The Online Left Goes to War
Stefan Bertram-Lee was an internet leftist. And then they went to Rojava and got a gun.

Stefan Bertram-Lee was fast asleep in their dorm at the YPG international training academy when the bombing started. It was around 3 AM, hours before dawn, when a friend woke them and their other classmates. All four Western volunteers were crammed into a tiny room, mattresses covering the floor. And now they were being ordered outside.

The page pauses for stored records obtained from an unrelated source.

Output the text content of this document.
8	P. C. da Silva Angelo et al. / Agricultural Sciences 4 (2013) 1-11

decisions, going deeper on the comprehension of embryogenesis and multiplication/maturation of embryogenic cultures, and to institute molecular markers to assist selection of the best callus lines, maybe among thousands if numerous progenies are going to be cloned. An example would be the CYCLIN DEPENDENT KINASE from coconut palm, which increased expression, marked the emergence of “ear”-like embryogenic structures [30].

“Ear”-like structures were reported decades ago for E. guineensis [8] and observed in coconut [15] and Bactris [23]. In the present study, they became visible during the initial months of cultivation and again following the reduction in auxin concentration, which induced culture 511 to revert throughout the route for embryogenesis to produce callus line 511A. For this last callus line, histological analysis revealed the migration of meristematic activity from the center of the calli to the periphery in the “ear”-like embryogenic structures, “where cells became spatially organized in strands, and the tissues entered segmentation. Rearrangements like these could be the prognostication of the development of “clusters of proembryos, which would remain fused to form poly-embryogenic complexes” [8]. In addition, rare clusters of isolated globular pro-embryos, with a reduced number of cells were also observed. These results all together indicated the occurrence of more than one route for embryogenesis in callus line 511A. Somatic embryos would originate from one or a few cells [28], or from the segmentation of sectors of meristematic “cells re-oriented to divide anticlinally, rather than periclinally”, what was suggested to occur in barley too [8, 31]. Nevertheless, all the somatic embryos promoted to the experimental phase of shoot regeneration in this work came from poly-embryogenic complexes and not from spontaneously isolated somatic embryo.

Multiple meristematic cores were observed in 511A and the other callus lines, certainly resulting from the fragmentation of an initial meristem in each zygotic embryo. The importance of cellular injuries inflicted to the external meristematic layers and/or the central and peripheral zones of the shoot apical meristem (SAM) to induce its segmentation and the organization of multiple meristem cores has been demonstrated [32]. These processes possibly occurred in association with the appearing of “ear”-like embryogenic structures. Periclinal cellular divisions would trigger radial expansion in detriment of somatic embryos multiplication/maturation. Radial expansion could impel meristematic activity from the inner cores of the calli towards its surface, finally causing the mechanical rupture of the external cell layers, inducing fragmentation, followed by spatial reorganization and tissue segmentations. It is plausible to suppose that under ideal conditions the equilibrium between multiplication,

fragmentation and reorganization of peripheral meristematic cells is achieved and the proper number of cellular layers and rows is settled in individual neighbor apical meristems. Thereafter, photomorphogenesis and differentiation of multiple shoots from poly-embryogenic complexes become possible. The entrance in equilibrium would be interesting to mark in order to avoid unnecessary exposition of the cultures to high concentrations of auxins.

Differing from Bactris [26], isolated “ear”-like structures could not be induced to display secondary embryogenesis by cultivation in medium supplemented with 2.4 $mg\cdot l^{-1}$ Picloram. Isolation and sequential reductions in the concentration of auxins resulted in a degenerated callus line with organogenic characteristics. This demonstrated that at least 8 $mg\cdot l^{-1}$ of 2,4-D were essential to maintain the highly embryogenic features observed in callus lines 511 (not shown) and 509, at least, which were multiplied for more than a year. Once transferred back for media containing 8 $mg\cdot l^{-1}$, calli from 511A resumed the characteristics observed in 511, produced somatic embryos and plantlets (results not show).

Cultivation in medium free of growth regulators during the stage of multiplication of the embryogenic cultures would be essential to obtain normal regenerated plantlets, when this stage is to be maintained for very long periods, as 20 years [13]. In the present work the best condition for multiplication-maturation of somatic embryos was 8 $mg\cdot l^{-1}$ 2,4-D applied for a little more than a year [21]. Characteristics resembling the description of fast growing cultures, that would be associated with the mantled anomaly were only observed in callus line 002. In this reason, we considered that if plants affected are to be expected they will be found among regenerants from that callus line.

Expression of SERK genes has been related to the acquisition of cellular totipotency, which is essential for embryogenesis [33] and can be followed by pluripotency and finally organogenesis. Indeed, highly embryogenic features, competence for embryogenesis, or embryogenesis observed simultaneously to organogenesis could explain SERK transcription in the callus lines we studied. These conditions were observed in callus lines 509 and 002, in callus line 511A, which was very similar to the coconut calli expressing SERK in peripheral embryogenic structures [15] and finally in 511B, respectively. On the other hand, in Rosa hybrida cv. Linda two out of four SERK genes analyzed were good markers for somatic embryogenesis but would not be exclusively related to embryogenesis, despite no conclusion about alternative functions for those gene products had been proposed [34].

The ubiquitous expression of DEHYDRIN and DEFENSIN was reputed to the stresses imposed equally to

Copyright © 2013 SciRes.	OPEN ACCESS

Still groggy, Bertram-Lee, who identifies as nonbinary, slipped on boots, grabbed an assault rifle, and filed out into the crisp night air of Rojava, expecting to be tested on how quickly they took their positions. “I thought it was just a drill,” Bertram-Lee recalls. YPG commanders had burst into their dorm before, shooting blanks and shouting intashar! to teach them how to respond under fire. They’d been in Syrian Kurdistan for three weeks at that point, having finished only the political portion of their training.
But when they stumbled outside and saw the flashes of light on the horizon, the cadets knew it was the real thing. The Turkish Air Force was bombing a nearby YPG (People’s Protection Units) base, part of their brutal “anti-terrorist” campaign against the Kurdistan Workers’ Party (PKK). Even with only a couple weeks of training, Bertram-Lee and the other cadets kept their cool. “We all acted how we were supposed to,” Bertram-Lee says from their grandmother’s flat in the northeast of England, still impressed with how quickly they’d adapted to life on the front lines.